Ele vai falar do corpo como relação, já que o homem não se basta a si mesmo: estamos sempre em relação com um outro corpo, e essa relação dá sentido à própria vida. A vida do corpo é reciprocidade, é relação, e não só com o corpus social, mas numa relação com Deus. Então agora o centro estruturante do que somos não é a raça, língua, género, etc., mas a pertença a uma pessoa: Jesus Cristo. Paulo relativiza todas as fronteiras e divisões.

Esta mudança de paradigma faz ruir as estruturas do mundo do tempo: um escravo ou homem livre são a mesma coisa na adesão a Jesus Cristo. Ora o corpo individual estava sequestrado por um corpo social, onde só havia um modelo dominante. Estes capítulos 6 e 7 são, pois, de ruptura. A sua teologia é perigosa porque a sua centralidade cristológica abriu espaço para a novidade, dizendo às culturas que o Cristianismo é outra coisa, ou seja, ser de Cristo é, em primeiro lugar, a forma como se vive o próprio corpo.

1 Cor 6, 12ss

12«Tudo me é permitido», mas nem tudo é conveniente. «Tudo me é permitido», mas eu não me farei escravo de nada. 13Os alimentos são para o ventre, e o ventre para os alimentos, e Deus destruirá tanto aquele como estes. Mas o corpo não é para a impureza, mas para o Senhor, e o Senhor é para o corpo. 14E Deus, que ressuscitou o Senhor, há-de ressuscitar-nos também a nós, pelo seu poder. 15Não sabeis que os vossos corpos são membros de Cristo? Iria eu, então, tomar os membros de Cristo para fazer deles membros de uma prostituta? Por certo que não! 16Ou não sabeis que aquele que se junta a uma prostituta, torna-se com ela um só corpo? Pois, como diz a Escritura: Serão os dois uma só carne. 17Mas quem se une ao Senhor, forma com Ele um só espírito. 18Fugi da impureza. Qualquer outro pecado que o homem cometa é exterior ao seu corpo, mas quem se entrega à impureza, peca contra o próprio corpo. 19Não sabeis que o vosso corpo é o templo do Espírito Santo, que habita em vós, porque o recebestes de Deus, e que vós já não vos pertenceis? 20Fostes comprados por um alto preço! Glorificai, pois, a Deus no vosso corpo.

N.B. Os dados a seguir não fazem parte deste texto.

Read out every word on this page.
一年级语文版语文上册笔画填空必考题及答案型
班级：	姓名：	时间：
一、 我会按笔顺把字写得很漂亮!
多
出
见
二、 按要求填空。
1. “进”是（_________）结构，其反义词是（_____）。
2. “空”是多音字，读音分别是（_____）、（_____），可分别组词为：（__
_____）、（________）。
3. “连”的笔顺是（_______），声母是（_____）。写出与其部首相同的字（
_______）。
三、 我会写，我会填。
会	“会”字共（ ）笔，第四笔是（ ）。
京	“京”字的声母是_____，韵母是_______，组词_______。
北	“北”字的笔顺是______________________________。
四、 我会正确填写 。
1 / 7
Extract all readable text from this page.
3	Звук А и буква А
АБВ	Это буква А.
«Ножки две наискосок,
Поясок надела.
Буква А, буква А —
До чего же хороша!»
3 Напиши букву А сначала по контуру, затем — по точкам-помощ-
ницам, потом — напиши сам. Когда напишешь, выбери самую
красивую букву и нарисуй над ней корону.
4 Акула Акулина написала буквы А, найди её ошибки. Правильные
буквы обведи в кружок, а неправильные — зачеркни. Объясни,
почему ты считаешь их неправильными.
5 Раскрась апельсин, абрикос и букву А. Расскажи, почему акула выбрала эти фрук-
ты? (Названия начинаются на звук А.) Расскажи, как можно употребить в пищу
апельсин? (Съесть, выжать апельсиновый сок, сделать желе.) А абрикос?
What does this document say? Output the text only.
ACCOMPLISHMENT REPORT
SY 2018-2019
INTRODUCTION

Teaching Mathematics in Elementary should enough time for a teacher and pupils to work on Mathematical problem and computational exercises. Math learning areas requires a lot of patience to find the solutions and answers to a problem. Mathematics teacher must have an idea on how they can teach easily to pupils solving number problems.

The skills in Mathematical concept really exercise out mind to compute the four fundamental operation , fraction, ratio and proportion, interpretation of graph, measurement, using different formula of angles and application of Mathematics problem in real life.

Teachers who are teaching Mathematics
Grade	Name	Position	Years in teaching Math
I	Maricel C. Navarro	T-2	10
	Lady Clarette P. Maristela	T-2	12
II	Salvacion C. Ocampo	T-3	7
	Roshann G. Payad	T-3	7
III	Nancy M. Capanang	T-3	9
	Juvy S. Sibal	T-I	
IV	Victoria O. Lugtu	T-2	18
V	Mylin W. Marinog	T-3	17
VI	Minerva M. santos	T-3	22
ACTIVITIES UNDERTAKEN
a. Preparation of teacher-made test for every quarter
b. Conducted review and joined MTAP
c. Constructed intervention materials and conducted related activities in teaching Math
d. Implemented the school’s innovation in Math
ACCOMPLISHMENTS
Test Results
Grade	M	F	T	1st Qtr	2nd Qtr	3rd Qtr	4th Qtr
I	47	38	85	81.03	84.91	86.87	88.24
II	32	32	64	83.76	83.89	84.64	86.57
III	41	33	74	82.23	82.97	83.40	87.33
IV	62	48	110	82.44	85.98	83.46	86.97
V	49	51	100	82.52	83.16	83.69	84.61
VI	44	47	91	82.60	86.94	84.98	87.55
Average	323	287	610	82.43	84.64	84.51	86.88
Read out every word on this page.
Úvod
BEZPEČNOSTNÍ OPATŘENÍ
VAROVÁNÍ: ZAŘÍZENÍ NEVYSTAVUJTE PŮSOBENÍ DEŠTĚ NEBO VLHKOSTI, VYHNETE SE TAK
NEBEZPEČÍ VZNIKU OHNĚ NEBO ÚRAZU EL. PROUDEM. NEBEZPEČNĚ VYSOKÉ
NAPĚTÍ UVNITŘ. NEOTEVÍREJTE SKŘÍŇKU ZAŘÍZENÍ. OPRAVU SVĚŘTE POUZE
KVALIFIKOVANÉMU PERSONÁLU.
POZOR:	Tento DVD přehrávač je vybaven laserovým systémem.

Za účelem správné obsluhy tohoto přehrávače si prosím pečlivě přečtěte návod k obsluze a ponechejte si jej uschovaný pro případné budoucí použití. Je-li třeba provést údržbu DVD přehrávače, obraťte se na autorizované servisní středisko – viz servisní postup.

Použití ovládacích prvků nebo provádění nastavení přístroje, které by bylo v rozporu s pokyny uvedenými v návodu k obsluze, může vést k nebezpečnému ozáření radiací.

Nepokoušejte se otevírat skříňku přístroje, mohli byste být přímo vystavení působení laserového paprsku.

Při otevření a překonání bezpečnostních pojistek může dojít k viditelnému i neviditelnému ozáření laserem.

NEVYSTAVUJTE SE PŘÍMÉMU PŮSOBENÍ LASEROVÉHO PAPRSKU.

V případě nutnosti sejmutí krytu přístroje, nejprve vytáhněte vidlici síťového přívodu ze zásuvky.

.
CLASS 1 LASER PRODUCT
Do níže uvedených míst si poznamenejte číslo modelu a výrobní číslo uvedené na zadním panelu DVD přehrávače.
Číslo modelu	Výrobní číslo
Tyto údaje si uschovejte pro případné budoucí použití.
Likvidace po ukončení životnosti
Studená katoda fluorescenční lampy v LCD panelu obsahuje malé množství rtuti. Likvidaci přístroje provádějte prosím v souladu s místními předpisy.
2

Paulo está a dizer que fomos comprados, logo somos exorbitados. Esta glorificação de Deus no corpo é um aforismo Paulino fundamental: o nosso corpo é Templo do Espírito Santo.

Paulo defende aqui uma moral humana, que serve para todos e não só especificamente para os cristãos. Cristo torna-se o referente do mundo e de organização da própria vida.

Estes textos são um verdadeiro manifesto. O que interessa a Paulo é a compreensão de Cristo como eixo e o que isso representa como novidade absoluta na história.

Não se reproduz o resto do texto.